When thinking about undertaking a job, business, or other, we first need an accurate self-assessment, and then we need an assessment of what is needed--then compare the two.  

In social situations, a self-assessment is useful. I am married to another mental health consumer. She is perfect for me because she has an understanding of my limitations, and because she is very supportive on an emotional level. These are things I need. Going after someone else would be a grave mistake, because I would be throwing away something very good.  

Sure, I could get someone else to go out with me on a date. But could I afford such a date, could I pay child support for eighteen years? Other than that, I deeply care for my wife, could not lie to her, and, on an emotional level, could not make it on my own. For those reasons and more, my self-assessment leads to not cheating on my wife.  

An honest self-assessment led to my writing career. I decided I ought to try writing. I gave myself credit for having a good intellect, a good ability to focus, and the ability to supervise myself in a disciplined manner. This is paying off after about seventeen years of work.  

A definition of insanity: to continue trying the same thing, and expect different results. I had tried conventional employment numerous times, and, most of the time, this did not work. Ruling out what wasn't working led me to switch to writing instead of getting jobs and failing at them.  

People cannot be measured on a linear scale.  

You do not have to follow the assessments of treatment professionals in all cases.
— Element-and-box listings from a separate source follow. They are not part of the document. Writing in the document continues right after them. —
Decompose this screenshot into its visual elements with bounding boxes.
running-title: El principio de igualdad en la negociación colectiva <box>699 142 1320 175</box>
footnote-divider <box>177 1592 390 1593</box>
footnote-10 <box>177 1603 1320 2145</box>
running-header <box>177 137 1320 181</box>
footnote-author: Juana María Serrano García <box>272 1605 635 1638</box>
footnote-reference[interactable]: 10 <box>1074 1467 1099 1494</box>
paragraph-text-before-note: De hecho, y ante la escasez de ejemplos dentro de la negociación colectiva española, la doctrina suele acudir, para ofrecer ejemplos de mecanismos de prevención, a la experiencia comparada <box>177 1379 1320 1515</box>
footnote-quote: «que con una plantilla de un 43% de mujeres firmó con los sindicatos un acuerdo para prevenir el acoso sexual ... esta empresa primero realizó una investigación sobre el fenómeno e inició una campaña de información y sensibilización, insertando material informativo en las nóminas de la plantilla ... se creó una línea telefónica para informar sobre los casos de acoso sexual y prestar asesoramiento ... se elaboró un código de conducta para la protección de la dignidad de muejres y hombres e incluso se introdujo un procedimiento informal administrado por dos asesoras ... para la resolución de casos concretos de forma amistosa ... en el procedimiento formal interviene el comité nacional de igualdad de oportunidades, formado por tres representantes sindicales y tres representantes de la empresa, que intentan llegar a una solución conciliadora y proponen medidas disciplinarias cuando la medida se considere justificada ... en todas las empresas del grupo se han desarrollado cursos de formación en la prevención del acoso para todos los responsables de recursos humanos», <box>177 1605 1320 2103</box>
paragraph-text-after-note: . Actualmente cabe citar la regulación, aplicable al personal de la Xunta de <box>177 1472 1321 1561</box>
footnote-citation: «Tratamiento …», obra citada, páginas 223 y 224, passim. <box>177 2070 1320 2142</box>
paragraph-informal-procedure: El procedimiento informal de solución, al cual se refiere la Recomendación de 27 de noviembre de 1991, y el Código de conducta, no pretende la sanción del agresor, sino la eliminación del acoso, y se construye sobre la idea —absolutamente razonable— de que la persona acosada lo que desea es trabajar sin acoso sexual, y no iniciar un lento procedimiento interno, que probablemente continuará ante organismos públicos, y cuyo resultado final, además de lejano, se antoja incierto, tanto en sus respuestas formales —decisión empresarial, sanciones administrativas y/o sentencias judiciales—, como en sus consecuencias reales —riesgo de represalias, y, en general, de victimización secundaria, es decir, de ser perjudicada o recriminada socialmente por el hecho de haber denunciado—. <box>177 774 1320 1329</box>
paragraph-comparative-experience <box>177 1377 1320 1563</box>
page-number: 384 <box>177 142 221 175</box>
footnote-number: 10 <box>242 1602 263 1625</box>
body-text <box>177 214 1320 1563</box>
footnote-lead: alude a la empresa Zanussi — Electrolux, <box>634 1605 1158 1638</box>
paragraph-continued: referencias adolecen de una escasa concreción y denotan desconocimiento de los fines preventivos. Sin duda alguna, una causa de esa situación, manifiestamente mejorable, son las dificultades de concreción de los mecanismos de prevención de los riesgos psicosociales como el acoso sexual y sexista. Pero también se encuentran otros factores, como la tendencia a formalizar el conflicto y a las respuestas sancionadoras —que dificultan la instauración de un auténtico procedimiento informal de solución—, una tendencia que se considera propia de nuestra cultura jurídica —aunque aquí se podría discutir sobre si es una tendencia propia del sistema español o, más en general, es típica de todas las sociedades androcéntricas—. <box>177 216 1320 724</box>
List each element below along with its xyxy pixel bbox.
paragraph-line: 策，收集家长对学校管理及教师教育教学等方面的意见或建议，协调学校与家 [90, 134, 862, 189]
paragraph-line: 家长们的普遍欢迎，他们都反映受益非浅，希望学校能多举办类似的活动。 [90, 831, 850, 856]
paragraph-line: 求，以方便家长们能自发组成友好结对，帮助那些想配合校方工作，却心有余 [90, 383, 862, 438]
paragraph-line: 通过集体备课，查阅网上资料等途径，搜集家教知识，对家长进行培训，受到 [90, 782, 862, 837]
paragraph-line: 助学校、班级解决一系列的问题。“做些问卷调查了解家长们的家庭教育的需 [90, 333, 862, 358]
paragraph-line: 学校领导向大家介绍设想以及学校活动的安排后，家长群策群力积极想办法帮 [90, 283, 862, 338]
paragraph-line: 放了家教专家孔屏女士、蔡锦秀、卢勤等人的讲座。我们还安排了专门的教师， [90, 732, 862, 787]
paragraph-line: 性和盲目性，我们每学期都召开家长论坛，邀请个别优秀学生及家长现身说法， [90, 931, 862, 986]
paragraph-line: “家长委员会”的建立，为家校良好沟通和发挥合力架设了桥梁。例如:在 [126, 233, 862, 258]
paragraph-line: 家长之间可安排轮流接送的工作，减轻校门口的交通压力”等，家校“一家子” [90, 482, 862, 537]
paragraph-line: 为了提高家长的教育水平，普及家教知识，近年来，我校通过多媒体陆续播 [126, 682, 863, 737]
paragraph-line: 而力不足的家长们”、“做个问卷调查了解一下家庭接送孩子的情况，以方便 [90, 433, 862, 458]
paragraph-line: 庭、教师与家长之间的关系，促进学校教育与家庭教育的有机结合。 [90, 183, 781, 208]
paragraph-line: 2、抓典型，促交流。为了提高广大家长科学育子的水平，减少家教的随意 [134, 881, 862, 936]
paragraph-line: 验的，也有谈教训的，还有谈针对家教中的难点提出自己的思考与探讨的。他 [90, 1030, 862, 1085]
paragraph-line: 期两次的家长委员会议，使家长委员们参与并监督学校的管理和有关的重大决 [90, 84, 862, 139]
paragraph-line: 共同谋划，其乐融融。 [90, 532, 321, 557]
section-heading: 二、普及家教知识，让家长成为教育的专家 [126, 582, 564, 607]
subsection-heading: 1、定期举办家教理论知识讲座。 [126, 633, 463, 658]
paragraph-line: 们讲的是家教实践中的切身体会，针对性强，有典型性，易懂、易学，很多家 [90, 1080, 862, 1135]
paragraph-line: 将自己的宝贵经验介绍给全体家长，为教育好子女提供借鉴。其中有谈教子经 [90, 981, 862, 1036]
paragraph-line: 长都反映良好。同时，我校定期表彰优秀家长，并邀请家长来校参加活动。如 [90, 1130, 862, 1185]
A worker at State of California Department of Vocational Rehabilitation, (which was where I went to get help pursuing my electronics career) would never have credited me with having the ability to become an author.  

A psychiatrist believed I should give up my delusions about writing and suggested I enter a day program to deal with this illusion. I tried that.  

At this day program, a man in his seventies began to be physically assaultative toward me. Taking the man up on his willingness to fight would have been a grave mistake. I asked for help from staff and staff did nothing. I went home and got on the computer to do some more writing.  

(Later on, I found out that the old man who wanted to pick a fight suffered from some kind of stroke or seizures that led to his aggression.)  

My self-assessment that I could be a writer flew in the face of what I'd been told by mental health professionals--that I am unable to do something big, and that I am subject to delusions of grandeur. If you don't believe in yourself, you are never going to try anything.